On July 2, 2007 I started my Pediatrics residency. I left my new home in San Antonio and headed up to the lovely little town of Killeen, about 2 hours north. For the next month, I'll be working in the nursery at Ft. Hood, Texas. It's one of the largest Army bases in the country, and supposedly has so many deliveries it's known as a "baby factory". So it should be a good experience. This transition to residency is very strange. One day you're a medical student, the next day you're a doctor. You feel like you're somebody important, walking around in your long white coat and stamping orders... but then you realize you know NOTHING. It's very humbling.
Thursday night was my first 24-hour shift. This is what doctors refer to as being "on call". When you're in residency, this means you are physically at the hospital, and usually awake (you can sneek in cat naps if things are slow, but this is only if you're lucky). Staff physicians, who have completed their residencies, usually pull call from home. They have their pagers on and must be within a certain distance of the hospital... but until I finish residency, I will know nothing of "home call". Rather, I will always have "in-house call". Interns are on a regular call schedule, and this can be highly variable. At best, you may have a rotation that doesn't require call at all. At worst, you may end up being on call every three nights (we call this "Q3" in the medical world). Right now I'm on an average of Q5 calls (every five nights).
My first call was quite eventful. In fact, I will probably never forget it. It started off pretty laid-back. There was one new delivery, but it was a healthy term baby so we weren't even called to the delivery. My attending (the staff physician) and I decided to eat dinner and then go do this baby's physical. After seeing the baby, writing notes, and ordering some labs and meds, we decided to try and get some sleep. Then things got crazy. The nursery pager kept going off - one delivery after another. The ICU called me a number of times about our diabetic patient. Our little jaundiced baby had a ridiculously high potassium level - which I assumed was a lab error since she looked great. And then at 3:30 in the morning we got a page for another delivery. "We need Peds in Delivery Room 2 for a 22-weeker." I was blurry-eyed and sleepy, so I said "Okay, we'll be right down." After hanging up the phone, I realized what I had just heard.

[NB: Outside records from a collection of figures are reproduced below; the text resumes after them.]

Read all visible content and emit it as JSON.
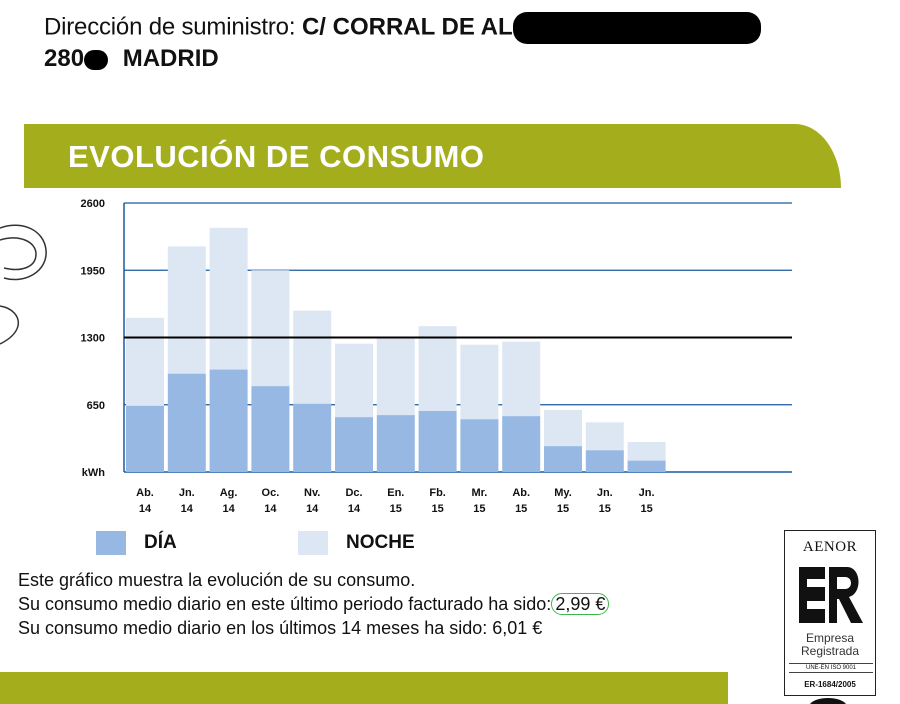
{
  "header": {
    "supply_label": "Dirección de suministro:",
    "street": "C/ CORRAL DE AL",
    "postcode_prefix": "280",
    "city": "MADRID"
  },
  "section": {
    "title": "EVOLUCIÓN DE CONSUMO"
  },
  "colors": {
    "brand_green": "#a4ae1c",
    "dia": "#97b8e3",
    "noche": "#dde7f4",
    "grid": "#1a5aa0",
    "average_line": "#000000",
    "highlight": "#3cb84a"
  },
  "chart_data": {
    "type": "bar",
    "stacked": true,
    "unit_label": "kWh",
    "ylim": [
      0,
      2600
    ],
    "yticks": [
      650,
      1300,
      1950,
      2600
    ],
    "average_line_value": 1300,
    "categories": [
      [
        "Ab.",
        "14"
      ],
      [
        "Jn.",
        "14"
      ],
      [
        "Ag.",
        "14"
      ],
      [
        "Oc.",
        "14"
      ],
      [
        "Nv.",
        "14"
      ],
      [
        "Dc.",
        "14"
      ],
      [
        "En.",
        "15"
      ],
      [
        "Fb.",
        "15"
      ],
      [
        "Mr.",
        "15"
      ],
      [
        "Ab.",
        "15"
      ],
      [
        "My.",
        "15"
      ],
      [
        "Jn.",
        "15"
      ],
      [
        "Jn.",
        "15"
      ]
    ],
    "series": [
      {
        "name": "DÍA",
        "values": [
          640,
          950,
          990,
          830,
          660,
          530,
          550,
          590,
          510,
          540,
          250,
          210,
          110
        ]
      },
      {
        "name": "NOCHE",
        "values": [
          850,
          1230,
          1370,
          1120,
          900,
          710,
          740,
          820,
          720,
          720,
          350,
          270,
          180
        ]
      }
    ],
    "legend": [
      {
        "label": "DÍA"
      },
      {
        "label": "NOCHE"
      }
    ]
  },
  "info": {
    "line1": "Este gráfico muestra la evolución de su consumo.",
    "line2_text": "Su consumo medio diario en este último periodo facturado ha sido:",
    "line2_value": "2,99 €",
    "line3": "Su consumo medio diario en los últimos 14 meses ha sido: 6,01 €"
  },
  "certification": {
    "brand": "AENOR",
    "mark": "ER",
    "line1": "Empresa",
    "line2": "Registrada",
    "standard": "UNE-EN ISO 9001",
    "code": "ER-1684/2005"
  }
}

I immediately called back. "Did you say 22 weeks??" "Yes, 22." WOW. (For non-medical people, 22 weeks gestational age is not considered viable.) Shocked, I hung up the phone, grabbed my attending, and we ran down to the delivery room. There must have been about 20 people in there. I saw this young mother lying there about to have her baby, with a very concerned-looking husband nearby. The nurses were standing by the warmer, ready to receive the baby. She came out quickly, and was immediately placed on the warmer. Her body was lifeless, she didn't utter a single cry. I listened for a heartbeat - my stethescope covered her entire chest - and I heard one, faint and slow. The next 10 minutes were horribly surreal. My attending walked over to the parents and explained the situation to them - the baby was just too young, the outcome would be poor even with the best efforts, and any attempt at a full resuscitation would basically be futile. She told them what the medical opinion was, but reassured them that the ultimate decision was theirs. I can't imagine what that moment must have been like for them. It was agonizing for me just to watch - how much more painful was it for them to go through it?? They ended up deciding to let the baby go. And after some coaxing, they agreed to hold her. The nurses wrapped her up in blankets and placed an oversized knit cap on her head, her tiny face peeking out. Four hours later, her heart finally stopped beating.
My first night on call I saw a baby girl die. Welcome to internship.